今でも精神科特例によって精神科入院医療は二流医療とされているわけで、それが外来でもより明確な形になっていくのかもしれません。
「精神医療はマッサージの様なもの」として消費される未来です。

|ファストフードとフルコース料理の様な二極化|
しかし、精神病者や本当に重症の患者さんを治療する精神医療がなくなるわけではありません。
そう考えると、
カジュアルな消費されるサービスとしての精神医療?と、手のかかる取り組みとしての精神医療とに二極化していくのでしょう。
お手軽なファストフードと本格コース料理のどちらもが成り立つように。

Open DialogueもAnticipatien Dialogueもお手軽ではありません。
多職種チームにより、手間も暇もかけた本格コースです。
望めば手が届く存在にはなるでしょうが、
利用する側もそれなりにドレスコードや時間、そしてコストをかけて取り組む必要があるものになるのでしょう。

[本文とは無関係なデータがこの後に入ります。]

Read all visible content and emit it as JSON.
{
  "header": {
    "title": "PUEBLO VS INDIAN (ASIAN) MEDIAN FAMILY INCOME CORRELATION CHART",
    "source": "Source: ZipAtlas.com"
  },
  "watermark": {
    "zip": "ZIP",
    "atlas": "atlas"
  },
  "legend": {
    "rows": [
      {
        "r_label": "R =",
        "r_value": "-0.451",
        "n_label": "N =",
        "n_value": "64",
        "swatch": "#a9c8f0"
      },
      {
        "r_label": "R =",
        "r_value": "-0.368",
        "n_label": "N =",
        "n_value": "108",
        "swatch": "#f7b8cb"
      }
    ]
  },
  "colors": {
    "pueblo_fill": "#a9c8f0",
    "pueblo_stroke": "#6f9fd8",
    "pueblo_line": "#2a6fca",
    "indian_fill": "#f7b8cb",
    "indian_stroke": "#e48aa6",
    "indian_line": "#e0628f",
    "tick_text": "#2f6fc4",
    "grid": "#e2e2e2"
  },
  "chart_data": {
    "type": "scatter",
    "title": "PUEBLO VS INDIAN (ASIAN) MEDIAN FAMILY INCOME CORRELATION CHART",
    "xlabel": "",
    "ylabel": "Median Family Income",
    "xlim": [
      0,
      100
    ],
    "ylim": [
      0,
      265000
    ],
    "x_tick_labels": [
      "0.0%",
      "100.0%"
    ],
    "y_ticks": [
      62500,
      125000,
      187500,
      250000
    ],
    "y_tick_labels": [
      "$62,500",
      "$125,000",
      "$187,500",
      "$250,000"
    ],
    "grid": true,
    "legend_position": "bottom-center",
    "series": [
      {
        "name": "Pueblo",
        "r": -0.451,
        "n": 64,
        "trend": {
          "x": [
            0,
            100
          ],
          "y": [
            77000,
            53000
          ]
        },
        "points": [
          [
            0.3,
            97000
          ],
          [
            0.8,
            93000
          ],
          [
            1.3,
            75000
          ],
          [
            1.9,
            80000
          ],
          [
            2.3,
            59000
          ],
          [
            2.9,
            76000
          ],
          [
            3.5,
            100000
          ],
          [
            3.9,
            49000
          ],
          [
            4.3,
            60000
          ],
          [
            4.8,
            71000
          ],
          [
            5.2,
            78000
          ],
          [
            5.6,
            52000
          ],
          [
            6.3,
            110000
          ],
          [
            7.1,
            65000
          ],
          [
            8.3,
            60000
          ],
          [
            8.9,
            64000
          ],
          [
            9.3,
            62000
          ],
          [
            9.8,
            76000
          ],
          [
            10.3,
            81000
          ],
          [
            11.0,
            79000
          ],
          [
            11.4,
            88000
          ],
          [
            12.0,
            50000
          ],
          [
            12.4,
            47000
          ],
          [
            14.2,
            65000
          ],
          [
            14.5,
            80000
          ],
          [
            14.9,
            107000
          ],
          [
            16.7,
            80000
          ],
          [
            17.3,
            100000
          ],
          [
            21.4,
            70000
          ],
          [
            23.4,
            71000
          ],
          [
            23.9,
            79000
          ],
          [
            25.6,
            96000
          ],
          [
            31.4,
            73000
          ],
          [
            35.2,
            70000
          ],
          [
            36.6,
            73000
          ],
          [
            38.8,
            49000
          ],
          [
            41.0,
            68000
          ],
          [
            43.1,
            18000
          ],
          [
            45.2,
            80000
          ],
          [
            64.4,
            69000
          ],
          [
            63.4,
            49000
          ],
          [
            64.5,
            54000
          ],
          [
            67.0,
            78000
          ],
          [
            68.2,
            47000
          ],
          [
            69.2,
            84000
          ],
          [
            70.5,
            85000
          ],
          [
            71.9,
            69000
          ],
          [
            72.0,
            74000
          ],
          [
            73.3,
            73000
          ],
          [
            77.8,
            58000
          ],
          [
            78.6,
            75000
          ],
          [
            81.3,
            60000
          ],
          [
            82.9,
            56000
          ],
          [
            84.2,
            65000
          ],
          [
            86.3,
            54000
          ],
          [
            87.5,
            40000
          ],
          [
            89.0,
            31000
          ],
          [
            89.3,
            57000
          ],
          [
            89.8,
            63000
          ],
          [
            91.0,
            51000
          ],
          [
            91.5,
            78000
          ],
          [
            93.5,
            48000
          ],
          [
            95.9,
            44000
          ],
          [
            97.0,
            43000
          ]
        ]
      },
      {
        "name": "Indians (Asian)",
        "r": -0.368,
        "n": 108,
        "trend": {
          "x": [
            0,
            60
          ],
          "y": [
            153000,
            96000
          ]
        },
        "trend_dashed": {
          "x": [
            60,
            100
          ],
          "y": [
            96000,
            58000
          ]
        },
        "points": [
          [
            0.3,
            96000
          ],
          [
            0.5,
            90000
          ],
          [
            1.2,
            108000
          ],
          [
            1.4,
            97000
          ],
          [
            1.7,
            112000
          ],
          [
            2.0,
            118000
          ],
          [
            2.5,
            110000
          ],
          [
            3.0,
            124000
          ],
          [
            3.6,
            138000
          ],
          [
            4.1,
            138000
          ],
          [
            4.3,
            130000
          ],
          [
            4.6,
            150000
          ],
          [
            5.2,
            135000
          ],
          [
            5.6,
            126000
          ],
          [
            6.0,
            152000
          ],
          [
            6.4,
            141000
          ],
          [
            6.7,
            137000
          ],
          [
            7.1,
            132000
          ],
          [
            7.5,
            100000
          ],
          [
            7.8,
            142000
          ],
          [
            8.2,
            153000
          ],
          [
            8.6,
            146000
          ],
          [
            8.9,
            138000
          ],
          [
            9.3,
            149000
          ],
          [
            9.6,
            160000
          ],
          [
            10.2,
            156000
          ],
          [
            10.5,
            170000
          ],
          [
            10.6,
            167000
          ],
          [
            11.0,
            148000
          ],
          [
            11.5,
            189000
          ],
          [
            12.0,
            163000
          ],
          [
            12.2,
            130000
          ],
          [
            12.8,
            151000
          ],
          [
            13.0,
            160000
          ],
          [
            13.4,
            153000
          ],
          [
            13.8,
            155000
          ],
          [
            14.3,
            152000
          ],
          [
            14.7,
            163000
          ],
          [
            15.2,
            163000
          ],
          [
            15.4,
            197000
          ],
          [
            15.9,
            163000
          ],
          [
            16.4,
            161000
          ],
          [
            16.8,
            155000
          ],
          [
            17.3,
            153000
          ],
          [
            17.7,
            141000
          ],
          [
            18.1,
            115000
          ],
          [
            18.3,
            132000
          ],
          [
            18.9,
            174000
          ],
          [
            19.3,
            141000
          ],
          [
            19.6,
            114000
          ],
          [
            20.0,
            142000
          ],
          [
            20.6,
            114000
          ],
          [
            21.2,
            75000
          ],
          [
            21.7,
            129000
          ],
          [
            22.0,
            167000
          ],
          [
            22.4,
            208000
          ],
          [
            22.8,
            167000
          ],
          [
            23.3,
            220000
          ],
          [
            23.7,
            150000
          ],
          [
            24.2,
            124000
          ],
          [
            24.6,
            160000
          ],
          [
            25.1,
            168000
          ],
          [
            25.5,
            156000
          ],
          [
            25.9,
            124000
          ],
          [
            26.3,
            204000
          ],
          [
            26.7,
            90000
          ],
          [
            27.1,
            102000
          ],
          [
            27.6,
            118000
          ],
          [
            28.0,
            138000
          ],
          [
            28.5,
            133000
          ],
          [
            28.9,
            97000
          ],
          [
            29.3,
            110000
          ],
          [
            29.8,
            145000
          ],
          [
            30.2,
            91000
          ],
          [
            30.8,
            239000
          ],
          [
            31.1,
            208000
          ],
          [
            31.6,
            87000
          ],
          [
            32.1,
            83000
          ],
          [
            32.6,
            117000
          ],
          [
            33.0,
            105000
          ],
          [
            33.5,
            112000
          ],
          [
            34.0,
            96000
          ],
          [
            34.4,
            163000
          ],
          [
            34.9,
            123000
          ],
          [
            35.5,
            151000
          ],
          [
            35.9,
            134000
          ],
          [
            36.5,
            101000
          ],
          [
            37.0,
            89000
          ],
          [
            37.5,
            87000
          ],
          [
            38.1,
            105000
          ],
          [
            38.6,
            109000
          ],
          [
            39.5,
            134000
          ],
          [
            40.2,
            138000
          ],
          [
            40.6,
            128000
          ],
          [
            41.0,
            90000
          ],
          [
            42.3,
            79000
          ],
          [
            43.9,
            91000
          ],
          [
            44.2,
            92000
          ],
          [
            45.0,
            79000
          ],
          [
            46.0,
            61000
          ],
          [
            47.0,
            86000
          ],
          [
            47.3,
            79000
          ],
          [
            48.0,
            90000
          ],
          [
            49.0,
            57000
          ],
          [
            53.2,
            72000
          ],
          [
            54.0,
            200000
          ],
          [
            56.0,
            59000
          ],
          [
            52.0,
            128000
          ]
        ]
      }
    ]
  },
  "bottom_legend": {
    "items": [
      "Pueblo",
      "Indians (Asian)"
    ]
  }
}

救急車を有料化し、利用者に覚悟やコストを求める動きがニュースともなっています。
これからは利用者が医療の必要性について見極める力が求められるということでしょう。
サービスとして消費するだけのつもりの利用者に「取り組む覚悟」を求めていくこと、その医療を受ける知識、受療教育、プレ患者教育がなされるようになってくるのかどうか。
それがACTや「にも包括」の未来に大きくかかわってくるように感じました。

|で、自分は|
そしてその二極化する精神科医療の中で、私自身はどのようにサバイバルしていくのか。
徒に悪貨に駆逐されるのは、しょせんニセモノだからだ、といわれてしまっても仕方ありませんからね。
Real McCoyとなれるよう精進し続けるしかありません。